Has any one got any hebdomas pocket watches that they would like to show, i`m trying to find some pictures of one of mine.

Its an original AS dated around the 1920`s, i`m guessing.

Found a before picture but can`t find the dam watch.


----------



## mel (Dec 6, 2006)

antony said:


> Has any one got any hebdomas pocket watches that they would like to show, i`m trying to find some pictures of one of mine.
> 
> Its an original AS dated around the 1920`s, i`m guessing.
> 
> Found a before picture but can`t find the dam watch.


 She's a buxom wench! Didn't think J-Lo was as old as that! :nono: :whistling:


----------



## davidcxn (Nov 4, 2010)

Hi,

Here is a couple of pictures of my Hebdomas pocket watch which has a gun metal case.



and the 8 day movement



I also have a small Hebdomas carriage clock which isn't as old but has the same design.



Pocket watches which were pin set are usually made around 1900-1910.

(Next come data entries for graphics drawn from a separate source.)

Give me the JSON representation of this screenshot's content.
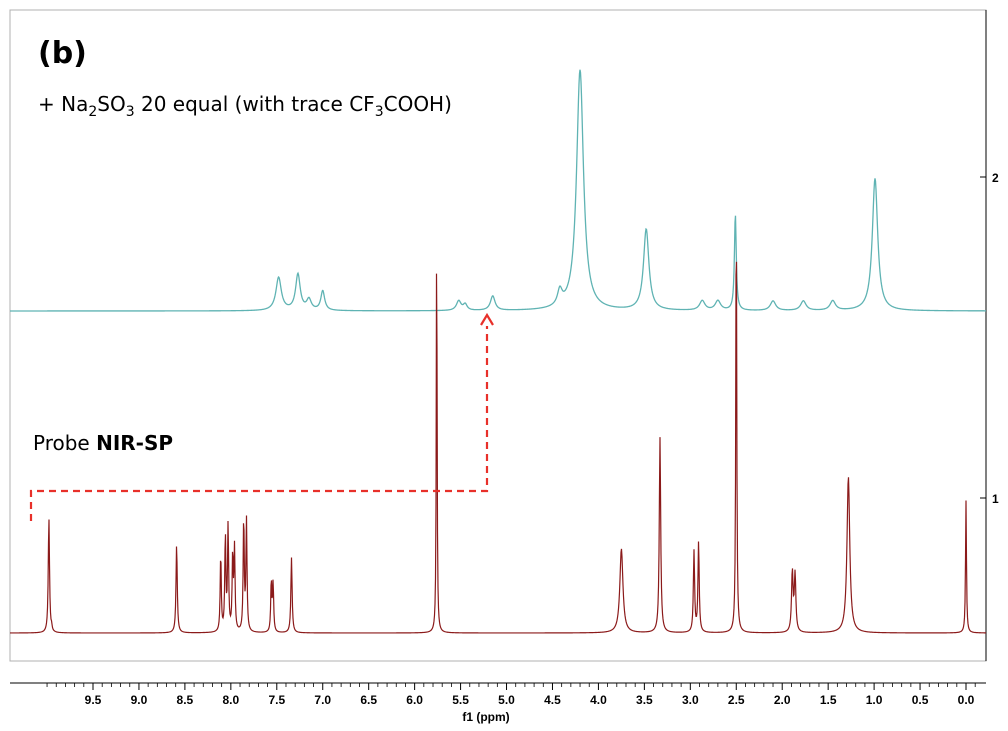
{
  "panel_label": "(b)",
  "condition_label": {
    "pre": "+ Na",
    "sub1": "2",
    "mid1": "SO",
    "sub2": "3",
    "mid2": " 20 equal (with trace CF",
    "sub3": "3",
    "post": "COOH)"
  },
  "probe_label": {
    "pre": "Probe ",
    "bold": "NIR-SP"
  },
  "colors": {
    "top_trace": "#5fb3b3",
    "bottom_trace": "#8b1a1a",
    "arrow": "#e8302a",
    "frame": "#b0b0b0",
    "axis": "#000000"
  },
  "chart_data": {
    "type": "line",
    "xlabel": "f1 (ppm)",
    "xlim": [
      10.1,
      -0.2
    ],
    "x_reversed": true,
    "x_ticks": [
      "9.5",
      "9.0",
      "8.5",
      "8.0",
      "7.5",
      "7.0",
      "6.5",
      "6.0",
      "5.5",
      "5.0",
      "4.5",
      "4.0",
      "3.5",
      "3.0",
      "2.5",
      "2.0",
      "1.5",
      "1.0",
      "0.5",
      "0.0"
    ],
    "right_axis_labels": [
      "2",
      "1"
    ],
    "grid": false,
    "series": [
      {
        "name": "+ Na2SO3 20 equal (with trace CF3COOH)",
        "color": "#5fb3b3",
        "peaks": [
          {
            "x": 7.48,
            "h": 0.11,
            "w": 0.035
          },
          {
            "x": 7.27,
            "h": 0.12,
            "w": 0.03
          },
          {
            "x": 7.15,
            "h": 0.035,
            "w": 0.03
          },
          {
            "x": 7.0,
            "h": 0.065,
            "w": 0.025
          },
          {
            "x": 5.52,
            "h": 0.032,
            "w": 0.03
          },
          {
            "x": 5.45,
            "h": 0.02,
            "w": 0.025
          },
          {
            "x": 5.15,
            "h": 0.048,
            "w": 0.03
          },
          {
            "x": 4.42,
            "h": 0.05,
            "w": 0.03
          },
          {
            "x": 4.2,
            "h": 0.8,
            "w": 0.045
          },
          {
            "x": 3.48,
            "h": 0.27,
            "w": 0.035
          },
          {
            "x": 2.87,
            "h": 0.032,
            "w": 0.035
          },
          {
            "x": 2.7,
            "h": 0.032,
            "w": 0.035
          },
          {
            "x": 2.51,
            "h": 0.32,
            "w": 0.012
          },
          {
            "x": 2.1,
            "h": 0.032,
            "w": 0.035
          },
          {
            "x": 1.77,
            "h": 0.032,
            "w": 0.035
          },
          {
            "x": 1.45,
            "h": 0.032,
            "w": 0.035
          },
          {
            "x": 0.99,
            "h": 0.44,
            "w": 0.035
          }
        ]
      },
      {
        "name": "Probe NIR-SP",
        "color": "#8b1a1a",
        "peaks": [
          {
            "x": 9.98,
            "h": 0.385,
            "w": 0.008
          },
          {
            "x": 9.95,
            "h": 0.014,
            "w": 0.005
          },
          {
            "x": 8.59,
            "h": 0.295,
            "w": 0.008
          },
          {
            "x": 8.11,
            "h": 0.26,
            "w": 0.007
          },
          {
            "x": 8.06,
            "h": 0.32,
            "w": 0.007
          },
          {
            "x": 8.03,
            "h": 0.35,
            "w": 0.007
          },
          {
            "x": 7.98,
            "h": 0.25,
            "w": 0.007
          },
          {
            "x": 7.96,
            "h": 0.27,
            "w": 0.007
          },
          {
            "x": 7.86,
            "h": 0.38,
            "w": 0.007
          },
          {
            "x": 7.83,
            "h": 0.37,
            "w": 0.007
          },
          {
            "x": 7.56,
            "h": 0.17,
            "w": 0.007
          },
          {
            "x": 7.54,
            "h": 0.16,
            "w": 0.007
          },
          {
            "x": 7.34,
            "h": 0.25,
            "w": 0.008
          },
          {
            "x": 5.76,
            "h": 1.39,
            "w": 0.005
          },
          {
            "x": 3.75,
            "h": 0.28,
            "w": 0.02
          },
          {
            "x": 3.33,
            "h": 0.65,
            "w": 0.009
          },
          {
            "x": 2.96,
            "h": 0.27,
            "w": 0.008
          },
          {
            "x": 2.91,
            "h": 0.3,
            "w": 0.008
          },
          {
            "x": 2.5,
            "h": 1.46,
            "w": 0.006
          },
          {
            "x": 1.89,
            "h": 0.2,
            "w": 0.01
          },
          {
            "x": 1.86,
            "h": 0.19,
            "w": 0.01
          },
          {
            "x": 1.28,
            "h": 0.52,
            "w": 0.018
          },
          {
            "x": 0.0,
            "h": 0.44,
            "w": 0.006
          }
        ]
      }
    ]
  }
}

Hope the pictures are of interest. :yes:

David


----------



## antony (Dec 28, 2007)

I do like the hebdomas watch, I've never seen a clock like yours before, I have seen one done a a folding travel clock in a leather case.










I found the finished picture, I had it silver plated, as I'm sure it would have been originally.


----------



## davidcxn (Nov 4, 2010)

That's a nice looking Hebdomas pocket watch. :yes:

I believe some of these watches also had sub dials for the day and date though I haven't seen one.

I didn't know that they had also been used in leather travel clock cases. Given the ornate enamel dial & visible escapement it would look very smart.


----------